What would happen if you took penetrative sex off the table for a while? I mean just touching and kissing each other, really looking at each other's reactions to different stimulus, massage and stroking, bathing together, actually communicating about how you both like to be touched, talking dirty to tease each other... it's a cliche but going back to basics and taking all the pressure off often helps.

It's unusual that he doesn't get turned on by anything other than you actually playing with his cock. I'm not sure I buy that... that sounds like a selfish partner who just wants you to make him cum sooner rather than later.

andie17 · 14/06/2021 15:01

@PinotPony yes, we've talked about it lots, but he says just sometimes he gets an orgasm, sometimes I do, sometimes we both do and that's just the way it is.
He feels I'm selfish because I like to have an orgasm everytime we have sex, but it's not like I just want to, I'm also invested in him having one.

We've tried all the stoking and touching business, but he doesn't like massages and he is quite hairy and says he feels nothing on his body as the hair gets in the way. We can do the talking stuff, but that only leads to him wanting to go in straight away.

I don't know what more I can do. Is it selfish to want an orgasm everytime? When we do it and only he has an orgasm, I literally just feel like a sex dummy.

OP posts:
andie17 · 14/06/2021 15:03

*stroking

OP posts:
Opentooffers · 14/06/2021 18:08

We, well, he's a lot selfish and crap in bed and just covering. Gets on with no foreplay, does his thing, then that's it Shock. Not acceptable at all, in no way should you stand for that! I'm with you OP, I'd always expect a man to at least try his best to get you to orgasm - though, nobody's under obligation, and rare occasions have occurred where it's just not going to happen. But not to even bother trying? That's just wrong.
Now, if as a woman you happen to be in the mood for a quickie jump on, ok if ok with them. So likewise, if that's what they are in the mood for, they'd better make it clear from the off and check it's fine by you, but also expect that if you then require some after playing it's part of the deal. Especially if you don't come by PIV alone.

DixonD · 21/06/2021 00:00

My DH has never left me without an orgasm. I usually finish first, but if I don’t he’ll ensure I get there. So in our relationship at least, it’s important to both of us that we each have an orgasm. There have been times when he hasn’t, but I always do.

Have you been together very long? You might just be incompatible in the long run, but I honestly can’t see many women being happy with his approach!

SexyTimeUsername · 21/06/2021 09:18

Wow, honestly OP I'd bin him off.
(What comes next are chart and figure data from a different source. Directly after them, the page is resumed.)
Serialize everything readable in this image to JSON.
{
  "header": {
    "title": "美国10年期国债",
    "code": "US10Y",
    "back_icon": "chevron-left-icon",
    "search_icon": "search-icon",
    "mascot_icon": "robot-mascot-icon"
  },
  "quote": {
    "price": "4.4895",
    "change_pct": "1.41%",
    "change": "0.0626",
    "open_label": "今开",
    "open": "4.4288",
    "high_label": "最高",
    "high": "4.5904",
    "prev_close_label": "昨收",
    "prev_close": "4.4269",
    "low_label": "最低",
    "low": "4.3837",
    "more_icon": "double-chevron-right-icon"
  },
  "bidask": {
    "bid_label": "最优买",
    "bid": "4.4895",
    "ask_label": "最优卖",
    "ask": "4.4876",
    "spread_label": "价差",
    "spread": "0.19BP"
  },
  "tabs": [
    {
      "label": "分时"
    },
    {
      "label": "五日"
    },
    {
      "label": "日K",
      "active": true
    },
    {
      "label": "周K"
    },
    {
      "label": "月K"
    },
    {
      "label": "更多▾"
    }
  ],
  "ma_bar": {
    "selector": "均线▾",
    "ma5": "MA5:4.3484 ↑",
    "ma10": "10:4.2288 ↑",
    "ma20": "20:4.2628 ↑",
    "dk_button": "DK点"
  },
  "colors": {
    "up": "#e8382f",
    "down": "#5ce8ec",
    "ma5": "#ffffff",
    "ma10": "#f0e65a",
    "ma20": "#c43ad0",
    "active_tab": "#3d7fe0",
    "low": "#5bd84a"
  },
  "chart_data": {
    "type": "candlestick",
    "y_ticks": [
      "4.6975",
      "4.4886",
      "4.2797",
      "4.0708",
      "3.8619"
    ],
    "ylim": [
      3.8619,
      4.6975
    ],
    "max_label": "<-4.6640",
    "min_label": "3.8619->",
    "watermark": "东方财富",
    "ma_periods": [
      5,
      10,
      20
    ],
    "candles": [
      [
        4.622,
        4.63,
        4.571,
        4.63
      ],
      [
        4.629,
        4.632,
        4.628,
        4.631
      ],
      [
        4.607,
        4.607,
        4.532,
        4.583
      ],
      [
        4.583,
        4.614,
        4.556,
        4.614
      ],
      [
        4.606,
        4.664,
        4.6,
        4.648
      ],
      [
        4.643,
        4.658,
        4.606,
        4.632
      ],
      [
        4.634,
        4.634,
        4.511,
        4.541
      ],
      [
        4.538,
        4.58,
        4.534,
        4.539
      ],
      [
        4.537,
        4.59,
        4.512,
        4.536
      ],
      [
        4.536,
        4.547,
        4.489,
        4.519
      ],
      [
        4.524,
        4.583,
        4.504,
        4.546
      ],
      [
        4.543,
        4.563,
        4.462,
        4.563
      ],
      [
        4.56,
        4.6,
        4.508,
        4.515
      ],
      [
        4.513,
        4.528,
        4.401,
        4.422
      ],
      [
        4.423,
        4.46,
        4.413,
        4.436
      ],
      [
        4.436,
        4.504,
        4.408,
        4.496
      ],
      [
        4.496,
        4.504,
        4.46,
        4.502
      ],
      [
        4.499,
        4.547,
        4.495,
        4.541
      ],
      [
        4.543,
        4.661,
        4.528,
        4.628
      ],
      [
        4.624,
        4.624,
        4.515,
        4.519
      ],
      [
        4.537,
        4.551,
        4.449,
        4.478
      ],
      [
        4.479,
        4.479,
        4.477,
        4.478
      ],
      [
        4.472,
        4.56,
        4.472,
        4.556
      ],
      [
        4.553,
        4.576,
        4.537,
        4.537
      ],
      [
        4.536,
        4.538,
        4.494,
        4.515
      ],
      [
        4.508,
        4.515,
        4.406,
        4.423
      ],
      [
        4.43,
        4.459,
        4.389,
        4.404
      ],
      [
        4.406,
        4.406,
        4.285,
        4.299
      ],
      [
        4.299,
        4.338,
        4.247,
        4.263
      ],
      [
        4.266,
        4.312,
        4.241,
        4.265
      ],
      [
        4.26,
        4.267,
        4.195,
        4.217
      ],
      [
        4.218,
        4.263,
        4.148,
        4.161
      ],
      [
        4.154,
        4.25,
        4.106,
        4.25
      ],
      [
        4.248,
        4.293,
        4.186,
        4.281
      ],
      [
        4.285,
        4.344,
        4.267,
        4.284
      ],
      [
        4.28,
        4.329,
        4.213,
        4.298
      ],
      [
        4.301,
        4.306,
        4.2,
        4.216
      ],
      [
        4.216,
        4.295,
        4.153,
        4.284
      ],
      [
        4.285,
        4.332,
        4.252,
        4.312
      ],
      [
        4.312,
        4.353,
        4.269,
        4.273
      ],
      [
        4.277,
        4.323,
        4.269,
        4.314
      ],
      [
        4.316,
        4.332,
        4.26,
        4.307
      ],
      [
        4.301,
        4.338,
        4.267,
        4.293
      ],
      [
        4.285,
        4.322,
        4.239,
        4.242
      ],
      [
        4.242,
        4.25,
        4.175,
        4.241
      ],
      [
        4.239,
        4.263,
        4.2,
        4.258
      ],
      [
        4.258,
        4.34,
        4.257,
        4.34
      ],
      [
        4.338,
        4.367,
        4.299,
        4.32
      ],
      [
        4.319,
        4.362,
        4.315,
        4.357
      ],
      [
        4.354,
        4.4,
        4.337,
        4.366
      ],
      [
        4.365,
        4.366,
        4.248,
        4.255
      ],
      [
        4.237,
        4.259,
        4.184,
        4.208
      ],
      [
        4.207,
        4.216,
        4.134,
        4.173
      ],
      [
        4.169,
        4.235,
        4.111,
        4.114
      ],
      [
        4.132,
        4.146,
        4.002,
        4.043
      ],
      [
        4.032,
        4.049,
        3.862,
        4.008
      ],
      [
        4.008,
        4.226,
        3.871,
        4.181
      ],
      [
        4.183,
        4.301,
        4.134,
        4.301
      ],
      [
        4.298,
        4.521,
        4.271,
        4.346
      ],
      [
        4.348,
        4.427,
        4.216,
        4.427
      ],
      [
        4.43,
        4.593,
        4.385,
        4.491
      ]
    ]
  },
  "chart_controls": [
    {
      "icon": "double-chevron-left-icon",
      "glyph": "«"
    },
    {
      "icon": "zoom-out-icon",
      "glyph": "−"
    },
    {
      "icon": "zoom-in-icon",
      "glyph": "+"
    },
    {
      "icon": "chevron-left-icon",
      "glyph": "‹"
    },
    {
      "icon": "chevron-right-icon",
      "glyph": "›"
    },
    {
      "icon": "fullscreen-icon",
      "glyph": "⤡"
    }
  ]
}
There are so many people out there who will actually give a shit about your orgasm!

loses interest for a significant period of time if he does have one

This is what I call a "come and done". Most men feel sleepy after they come, which is why most men make sure their partner comes first.

If I'm reading you right, you don't live together and only meet a couple of times a week? In which case you should be shagging each others brains out when you do meet! I mean what's the point otherwise? You watch TV together and then help him have a wank?!

JustAnotherOldMan · 21/06/2021 11:04

I sort of understand some what he is saying, as an older man, sometimes I can’t always cum but hopefully a partner would understand that and not be upset, and I would expect the same if a partner could not get there from time to time, but to not care is a bit shit TBH.